Becoming a Mobile Platform Agnostic

Rob Bushway Editorial
It wasn’t too long ago that I viewed mobility primarily through a Microsoft lense: smartphones, PDAs, mobile computers, web services, application software, etc. However, as I’ve been experimenting with different stuff the past year, I have found myself becoming more and more mobile platform agnostic, and as a result, I’ve grown in my appreciation for the diversity in the platforms available to us.

As most of our readers know, I’ve been using a Mac on and off for several years.  I consider that a good thing, in that it lets me approach the products I review on GBM from a more independent perspective. I’ve never hidden the fact that I like using Apple products. I can’t explain why, but I feel more creative when interacting with OS X. Maybe it’s the single mouse button, or the different command keys, or the folder hierarchy — I don’t know what it is, but it’s true. I’ve also been honest about frustrations I’ve had with some of their products, like the MacBook Pro . The MacBook, though, is a different story — it doesn’t burn my legs, the screen is beautiful, and it is pretty darn light for a 2.16 ghz Core 2 Duo 13” laptop.


I used to have Parallels installed on my Mac devices, but not any longer. I’ve isolated my Windows software to the Tablet PCs that I happen to be using at the time, which is currently an OQO Model 02 and an evaluation Lenovo X61 Tablet PC .

I love using my Tablet PCs, and I will never move away from that platform — there are things I can do on a Tablet PC, especially a highly mobile one like the OQO, that I can’t do on any other platform: ink a document, ink a mindmap, take searchable handwritten notes, get online lickety-split, etc. There will always be at least one Tablet PC in my mobile arsenal — I couldn’t be a productive mobile professional without one.

I’ve also taken quite a liking to the Nokia N800 Internet Tablet for times that even the OQO is too big and noisy. For an internet connectivity device on the go, it can’t be beat. It is truly pocketable, the applications look and run great, touch is well executed, and the contributors at continue to crank out some great software. I can get online with ease using WiFi or a Bluetooth tether to my LG phone. I can check my email, read my feeds through Google Reader, Skype with a friend,  IM through Messenger, post an entry to GBM news, and post in our forums — all on the N800. I could use a Windows based UMPC for this, but in my opinion, Nokia has this whole experience down better. Nokia is doing a lot of things really well, and I am sure we are getting just an inkling of what they have in store for us.
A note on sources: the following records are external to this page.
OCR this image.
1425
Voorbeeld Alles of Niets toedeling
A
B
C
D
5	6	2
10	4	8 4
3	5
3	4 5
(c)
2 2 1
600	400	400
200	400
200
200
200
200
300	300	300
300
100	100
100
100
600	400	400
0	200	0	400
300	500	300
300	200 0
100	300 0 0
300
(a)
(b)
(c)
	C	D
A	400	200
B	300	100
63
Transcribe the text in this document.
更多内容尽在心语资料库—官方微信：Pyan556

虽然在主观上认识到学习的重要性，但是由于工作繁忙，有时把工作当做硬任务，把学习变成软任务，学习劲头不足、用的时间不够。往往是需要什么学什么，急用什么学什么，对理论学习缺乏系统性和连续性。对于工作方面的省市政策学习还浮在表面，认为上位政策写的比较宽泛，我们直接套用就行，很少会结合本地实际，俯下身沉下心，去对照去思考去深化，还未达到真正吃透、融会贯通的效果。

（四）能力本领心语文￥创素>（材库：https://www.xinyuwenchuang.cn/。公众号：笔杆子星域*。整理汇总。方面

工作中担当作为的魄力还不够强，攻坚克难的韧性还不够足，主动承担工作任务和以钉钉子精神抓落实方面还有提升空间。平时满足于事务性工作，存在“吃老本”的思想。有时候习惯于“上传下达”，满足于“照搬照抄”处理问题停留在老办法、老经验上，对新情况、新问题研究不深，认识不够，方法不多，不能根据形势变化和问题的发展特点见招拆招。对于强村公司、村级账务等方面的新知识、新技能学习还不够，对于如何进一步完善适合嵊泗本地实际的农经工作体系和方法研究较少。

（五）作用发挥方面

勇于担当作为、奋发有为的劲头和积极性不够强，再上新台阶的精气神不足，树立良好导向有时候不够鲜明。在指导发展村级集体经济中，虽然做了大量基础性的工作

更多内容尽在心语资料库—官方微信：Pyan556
I can work on the platform I choose, using the applications and experiences that excel on each. Since I’m using the OQO quite frequently at client sites and often need to email them a bill on the fly, I’ve got QuickBooks isolated to my OQQ, as well as various Windows programming utilities and languages. I’ve got Office 2007 on the OQO and Office 2004 on my MacBook for seamless document exchanges using Foldershare. Dreamweaver, Flash, and MindManager are totally Mac, as well as my graphic editing. All of my email and PIM data is currently being handled through Gmail ( yes, I’ve gone back to using Gmail ). Tasks and projects are being handled by MindManager for the Mac.


What has encouraged this more platform independent approach to mobility? First, it is good to be honest and recognize that some things just run better on other platforms and it is ok to isolate tasks to those specific platforms. Being a productive mobile professional means being able to look at problems and find the best way to solve those problems given your particular needs and desires. Sometimes that means implementing a single platform solution. Other times, it might require broadening out and using disparate platforms. Second, the internet and its vast array of services have given me the tools necessary to experiment, broaden those horizons, and find what works best for me. I can keep up with my Google Reader subscriptions wherever I am and on whatever machine I find myself on at the time; I can instant message with my Messenger contacts on either the OS X based Mac, a Vista based OQO, or the Nokia N800; and I can keep up with my email with whatever device I happen to be using at the time.

So, in my mobile toolkit right now are three devices: a MacBook, an OQO Model 02, and a Nokia N800 Internet Tablet. My “Go Back and Get It Device” is either the N800 or the OQO Model 02, depending on the situation and where I’m going. The best machine for the job, for me, is found in the particular strengths each brings to the table and how well they all let me work with the data I need at the time.